I would to ask for a logarithm integral, used for Gauss. I read that he uses it to calculate the number of primes, less than a given natural number. It is like:
$Li= \int_{0}^x(dt/lnt)$
I read that he uses this to calculate these quantities, but I don't know
which kind of expression results from this integral.

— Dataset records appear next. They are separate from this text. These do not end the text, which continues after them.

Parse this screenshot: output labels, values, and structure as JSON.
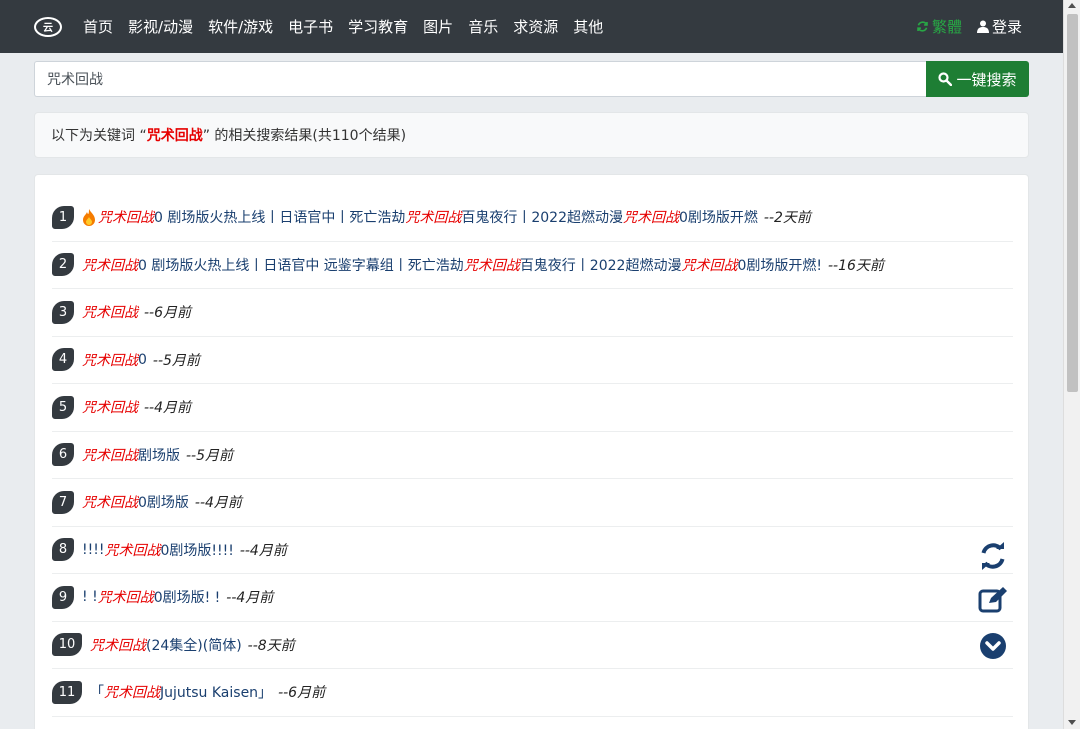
{
  "nav": {
    "logo_text": "云",
    "links": [
      "首页",
      "影视/动漫",
      "软件/游戏",
      "电子书",
      "学习教育",
      "图片",
      "音乐",
      "求资源",
      "其他"
    ],
    "traditional_label": "繁體",
    "login_label": "登录"
  },
  "search": {
    "value": "咒术回战",
    "button_label": "一键搜索"
  },
  "info": {
    "prefix": "以下为关键词 “",
    "keyword": "咒术回战",
    "suffix": "” 的相关搜索结果(共110个结果)"
  },
  "results": [
    {
      "num": "1",
      "fire": true,
      "pre": "",
      "hl": "咒术回战",
      "mid": "0 剧场版火热上线丨日语官中丨死亡浩劫",
      "hl2": "咒术回战",
      "mid2": "百鬼夜行丨2022超燃动漫",
      "hl3": "咒术回战",
      "post": "0剧场版开燃",
      "time": "--2天前"
    },
    {
      "num": "2",
      "fire": false,
      "pre": "",
      "hl": "咒术回战",
      "mid": "0 剧场版火热上线丨日语官中 远鉴字幕组丨死亡浩劫",
      "hl2": "咒术回战",
      "mid2": "百鬼夜行丨2022超燃动漫",
      "hl3": "咒术回战",
      "post": "0剧场版开燃!",
      "time": "--16天前"
    },
    {
      "num": "3",
      "fire": false,
      "pre": "",
      "hl": "咒术回战",
      "mid": "",
      "hl2": "",
      "mid2": "",
      "hl3": "",
      "post": "",
      "time": "--6月前"
    },
    {
      "num": "4",
      "fire": false,
      "pre": "",
      "hl": "咒术回战",
      "mid": "",
      "hl2": "",
      "mid2": "",
      "hl3": "",
      "post": "0",
      "time": "--5月前"
    },
    {
      "num": "5",
      "fire": false,
      "pre": "",
      "hl": "咒术回战",
      "mid": "",
      "hl2": "",
      "mid2": "",
      "hl3": "",
      "post": "",
      "time": "--4月前"
    },
    {
      "num": "6",
      "fire": false,
      "pre": "",
      "hl": "咒术回战",
      "mid": "",
      "hl2": "",
      "mid2": "",
      "hl3": "",
      "post": "剧场版",
      "time": "--5月前"
    },
    {
      "num": "7",
      "fire": false,
      "pre": "",
      "hl": "咒术回战",
      "mid": "",
      "hl2": "",
      "mid2": "",
      "hl3": "",
      "post": "0剧场版",
      "time": "--4月前"
    },
    {
      "num": "8",
      "fire": false,
      "pre": "!!!!",
      "hl": "咒术回战",
      "mid": "",
      "hl2": "",
      "mid2": "",
      "hl3": "",
      "post": "0剧场版!!!!",
      "time": "--4月前"
    },
    {
      "num": "9",
      "fire": false,
      "pre": "! ! ",
      "hl": "咒术回战",
      "mid": "",
      "hl2": "",
      "mid2": "",
      "hl3": "",
      "post": "0剧场版! ! ",
      "time": "--4月前"
    },
    {
      "num": "10",
      "fire": false,
      "pre": "",
      "hl": "咒术回战",
      "mid": "",
      "hl2": "",
      "mid2": "",
      "hl3": "",
      "post": " (24集全)(简体)",
      "time": "--8天前"
    },
    {
      "num": "11",
      "fire": false,
      "pre": "「",
      "hl": "咒术回战",
      "mid": "",
      "hl2": "",
      "mid2": "",
      "hl3": "",
      "post": "Jujutsu Kaisen」",
      "time": "--6月前"
    }
  ],
  "side_icons": [
    "refresh-icon",
    "edit-icon",
    "chevron-down-circle-icon"
  ],
  "colors": {
    "navbar": "#343a40",
    "highlight": "#e60000",
    "search_button": "#1e7e34",
    "traditional": "#28a745"
  }
}
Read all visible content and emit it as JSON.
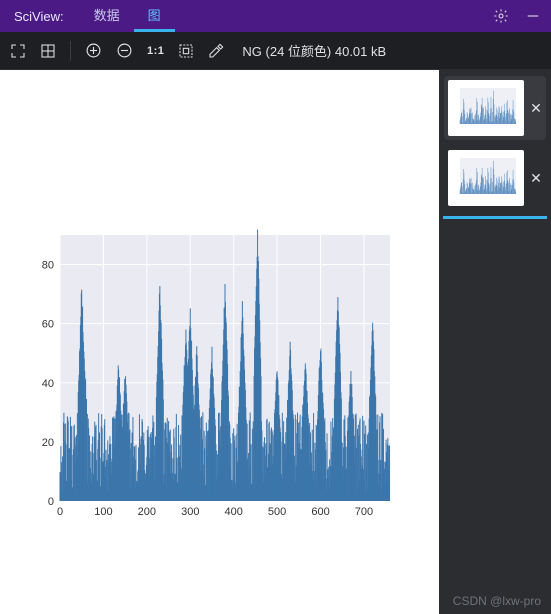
{
  "title": "SciView:",
  "tabs": {
    "data": "数据",
    "plot": "图"
  },
  "toolbar": {
    "one_to_one": "1:1"
  },
  "status": "NG (24 位颜色) 40.01 kB",
  "watermark": "CSDN @lxw-pro",
  "chart_data": {
    "type": "bar",
    "xlim": [
      0,
      760
    ],
    "ylim": [
      0,
      90
    ],
    "xticks": [
      0,
      100,
      200,
      300,
      400,
      500,
      600,
      700
    ],
    "yticks": [
      0,
      20,
      40,
      60,
      80
    ],
    "n": 760,
    "peaks": [
      [
        50,
        70
      ],
      [
        55,
        50
      ],
      [
        135,
        44
      ],
      [
        150,
        40
      ],
      [
        230,
        70
      ],
      [
        290,
        56
      ],
      [
        300,
        62
      ],
      [
        315,
        48
      ],
      [
        350,
        48
      ],
      [
        380,
        70
      ],
      [
        420,
        64
      ],
      [
        455,
        88
      ],
      [
        500,
        42
      ],
      [
        530,
        50
      ],
      [
        565,
        46
      ],
      [
        600,
        50
      ],
      [
        640,
        68
      ],
      [
        670,
        40
      ],
      [
        720,
        58
      ]
    ],
    "base_low": 3,
    "base_high": 30
  }
}
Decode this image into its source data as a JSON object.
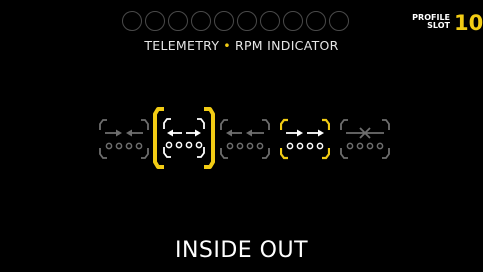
{
  "header": {
    "title_left": "TELEMETRY",
    "title_separator": "•",
    "title_right": "RPM INDICATOR",
    "profile_line1": "PROFILE",
    "profile_line2": "SLOT",
    "slot_number": "10"
  },
  "rpm_leds": {
    "count": 10,
    "lit": 0
  },
  "options": [
    {
      "icon": "arrows-converge-icon",
      "state": "inactive"
    },
    {
      "icon": "arrows-diverge-icon",
      "state": "selected"
    },
    {
      "icon": "arrows-left-icon",
      "state": "inactive"
    },
    {
      "icon": "arrows-right-icon",
      "state": "highlighted"
    },
    {
      "icon": "arrows-off-icon",
      "state": "inactive"
    }
  ],
  "mode_label": "INSIDE OUT",
  "colors": {
    "background": "#000000",
    "accent": "#f2cc14",
    "active": "#ffffff",
    "inactive": "#6e6e6e",
    "led_ring": "#4a4a4a"
  }
}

Some aproximation?
thanks a lot!
Yes we can approximate it:
$$\text{li} (e^x)=\text{Pv} \int_{0}^{e^x} \frac{1}{\ln t} dt$$
$$\text{li} (e^x)=\lim_{\epsilon \to 0^+} \left(\int_{0}^{1-\epsilon} \frac{dt}{\ln t} +\int_{1+\epsilon}^{e^x} \frac{dt}{\ln t}\right)$$
Now the substitution $t=e^x$ so $dt=e^xdx$. Note I did a mistake before with the bounds as it is a bit hard to see but let's say $e^x=1=t$ then $x=\ln 1$:
$$\text{li} (t)=\lim_{\epsilon_0 \to 0^+} \left(\int_{-\infty}^{-\epsilon_0} \frac{e^x}{x}dx +\int_{\epsilon_0}^{\ln t} \frac{e^x}{x} dx\right)$$
And Taylor series yields:
$$\text{li}(t)=\gamma+\ln |\ln t|+\sum_{n=1}^{\infty} \frac{(\ln t)^n}{n(n!)}$$
Which holds for $t >0$ note $t=e^x>0$.